How about the number of court cases that have used the anti-circumvention clauses of the DMCA to kill products that would have otherwise been legal? How about the fact that the FCC has just granted the first waiver to use Selectable Output Control to keep people from recording early release, video on demand movies (and there will be a second and third…) or even watching them on older equipment? How about the fact that the HDMI standard includes built-in copy protection, which is illegal to bypass, preventing you from hooking up anything but approved devices? How about the fact that making backups of material you own is legal, but if the original is protected, it is now illegal to circumvent the protection in order to do so?

Laurel L. Russwurm (profile) says:

Good Article

Pulling it all together like this really helps drive it home.

(Probably why Anonymous Coward is trying to derail it…. I’m getting to the point of not counting AC’s links and skipping AC’s comments altogether)

Sadly most people still don’t know that these things are going on.   And the reason that they can do this is that the tech community is a “special interest group”.

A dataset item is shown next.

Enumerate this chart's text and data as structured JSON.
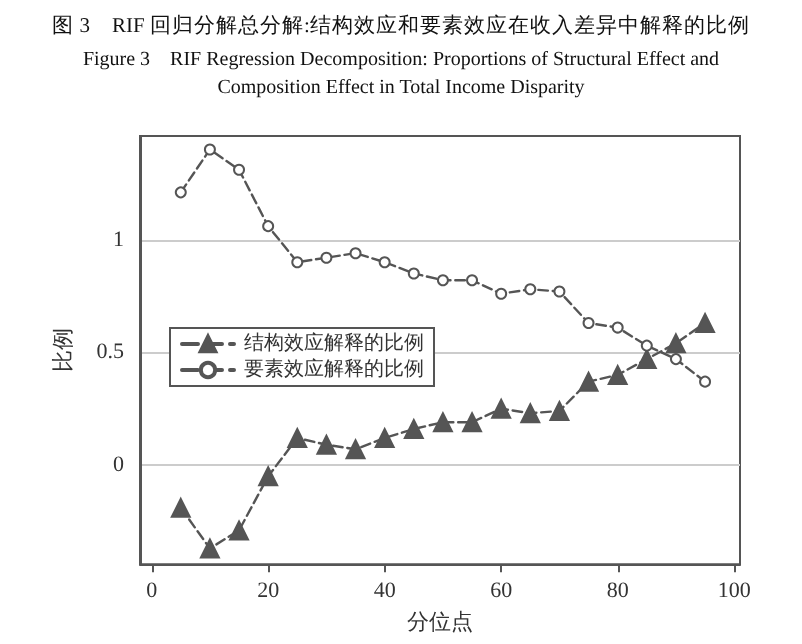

It isn’t just the technology.   What I wonder what great new art, books, music, movies won’t be made, or if they are, Independent creators won’t be able to be digitally disseminate their creations to their audience because these policies ultimately seek to take out p2p and/or remove all interactivity from the Internet.

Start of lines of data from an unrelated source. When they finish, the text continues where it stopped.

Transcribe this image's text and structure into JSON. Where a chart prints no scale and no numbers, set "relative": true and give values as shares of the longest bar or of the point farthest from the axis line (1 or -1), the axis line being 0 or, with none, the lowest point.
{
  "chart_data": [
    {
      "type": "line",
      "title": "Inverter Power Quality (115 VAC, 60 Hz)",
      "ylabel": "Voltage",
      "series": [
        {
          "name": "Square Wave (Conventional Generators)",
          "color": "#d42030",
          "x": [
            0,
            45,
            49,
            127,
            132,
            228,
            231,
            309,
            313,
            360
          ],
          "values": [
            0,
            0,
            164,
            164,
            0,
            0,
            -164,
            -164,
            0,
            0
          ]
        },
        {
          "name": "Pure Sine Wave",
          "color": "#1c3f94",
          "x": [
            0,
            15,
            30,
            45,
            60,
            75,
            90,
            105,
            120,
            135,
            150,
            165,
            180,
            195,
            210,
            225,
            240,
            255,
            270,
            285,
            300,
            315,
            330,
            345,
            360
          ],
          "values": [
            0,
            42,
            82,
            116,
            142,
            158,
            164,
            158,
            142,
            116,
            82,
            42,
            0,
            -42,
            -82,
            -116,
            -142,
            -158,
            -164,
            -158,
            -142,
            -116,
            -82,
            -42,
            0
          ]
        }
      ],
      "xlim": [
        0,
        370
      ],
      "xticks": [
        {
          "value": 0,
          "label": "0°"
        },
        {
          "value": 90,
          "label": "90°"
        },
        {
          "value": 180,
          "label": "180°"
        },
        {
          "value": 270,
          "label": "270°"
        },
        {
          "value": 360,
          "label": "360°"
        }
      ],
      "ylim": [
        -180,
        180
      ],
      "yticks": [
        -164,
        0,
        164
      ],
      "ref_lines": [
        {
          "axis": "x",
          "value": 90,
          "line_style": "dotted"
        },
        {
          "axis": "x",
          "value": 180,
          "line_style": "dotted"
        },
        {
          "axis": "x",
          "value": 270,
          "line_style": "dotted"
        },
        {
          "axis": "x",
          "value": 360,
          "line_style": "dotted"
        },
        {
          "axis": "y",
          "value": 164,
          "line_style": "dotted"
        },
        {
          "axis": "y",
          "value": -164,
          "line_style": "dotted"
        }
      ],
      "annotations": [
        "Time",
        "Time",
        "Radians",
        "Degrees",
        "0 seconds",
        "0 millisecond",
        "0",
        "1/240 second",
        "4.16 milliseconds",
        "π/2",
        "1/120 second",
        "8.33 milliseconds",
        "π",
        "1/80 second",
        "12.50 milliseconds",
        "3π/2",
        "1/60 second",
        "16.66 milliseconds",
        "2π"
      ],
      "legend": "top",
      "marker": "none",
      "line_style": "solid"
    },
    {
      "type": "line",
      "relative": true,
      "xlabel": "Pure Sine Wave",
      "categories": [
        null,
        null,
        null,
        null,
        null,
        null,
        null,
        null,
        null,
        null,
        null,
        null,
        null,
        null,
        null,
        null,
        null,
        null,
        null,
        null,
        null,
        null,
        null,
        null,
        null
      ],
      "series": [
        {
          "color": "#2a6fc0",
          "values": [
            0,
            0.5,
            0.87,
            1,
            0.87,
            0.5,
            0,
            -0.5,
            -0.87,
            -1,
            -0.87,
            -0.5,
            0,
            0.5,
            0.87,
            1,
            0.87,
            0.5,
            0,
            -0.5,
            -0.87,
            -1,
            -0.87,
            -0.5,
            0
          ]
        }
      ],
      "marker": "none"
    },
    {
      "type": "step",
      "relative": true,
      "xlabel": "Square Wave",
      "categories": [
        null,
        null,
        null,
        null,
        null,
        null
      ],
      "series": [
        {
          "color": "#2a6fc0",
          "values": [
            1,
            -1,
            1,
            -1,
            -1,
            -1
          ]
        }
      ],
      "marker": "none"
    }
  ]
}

(I suspect they’ll keep the “Buy” buttons)

industry kiss it says:

A reality check.

Simply put if i was to buy everything on my harddrive i would probably be approximately 50000 dollars in debt, to an industry that couldn’t care less if we starve. Just so long as a certain few get richer the fact that our entertainment is almost all we have left means nothing to them. It’s not bad enough that we have to get up every morning and slave our asses at a job that also doesn’t care about us. It’s not bad enough that we have to pay for absolutely everything these days, in certain cases even going to the washroom is a 25 to 50 cent charge.

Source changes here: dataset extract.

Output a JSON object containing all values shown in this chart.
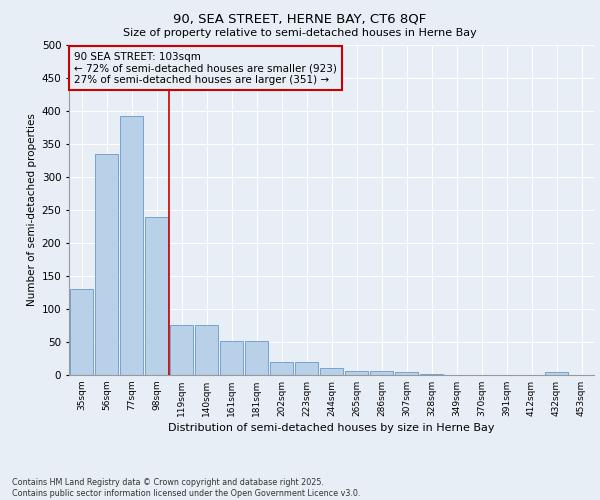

Now, we have to pay some rich bitch more money to make a bunch of crap that I’m mainly not interested in, i would never buy because it’s not worth it, and as pointed out in the post is technically free to all anyways. I would like to point out that i have no problems supporting artists that do good work. There are many, Steve Roach, the orb, Andre Louis and millions and millions more. These people should be allowed to live on some of the work they produce. I have no problems with this.

Aaaaahhhh here’s the catch you see. When you walk in to an HMV or any other music store for that matter your money is not really going to the artist. Your paying a rich bitch corporation to take your money and force you to go back to work another day. Eating your savings bit by bit just for a round peace of shit that breaks in a year. Pardon me but it’s true!. When you stop to think about how much money has been milked out of poor to average middle class people, if there is such a thing anymore is startling. 99
% of it doesn’t even make it to the artist. I would be less angry if the artist got my $16 or what ever a cd is these days. In that case, though a steep price i also recognize that this person may in deed have to live on his or her profits. Do they get a real chance to do this? Well in a few certain cases perhaps. Mitalica hoed them selves out to the industry there rich. That’s only because there just fucking the leader. Get real if Mitalica didn’t open there metaphorical legs they would be broke just like the rest of us.

So the next time someone says “don’t download this song” tell them to kiss your ass. and download that one just to piss them off.

By the way? If Mitalica wants to be a hoe, Good for them Just don’t take us with you. I refuse to buy any music from the industry. I’ll just find another way to get it for free. I say bring it on bitches we’ll hold the lines for ya folks. Keep doing what your doing, your doing just fine.

Someone will come on here and try to discredit this post and others like it with dogma and crap. Just read between the lines. How much money is in your bank account?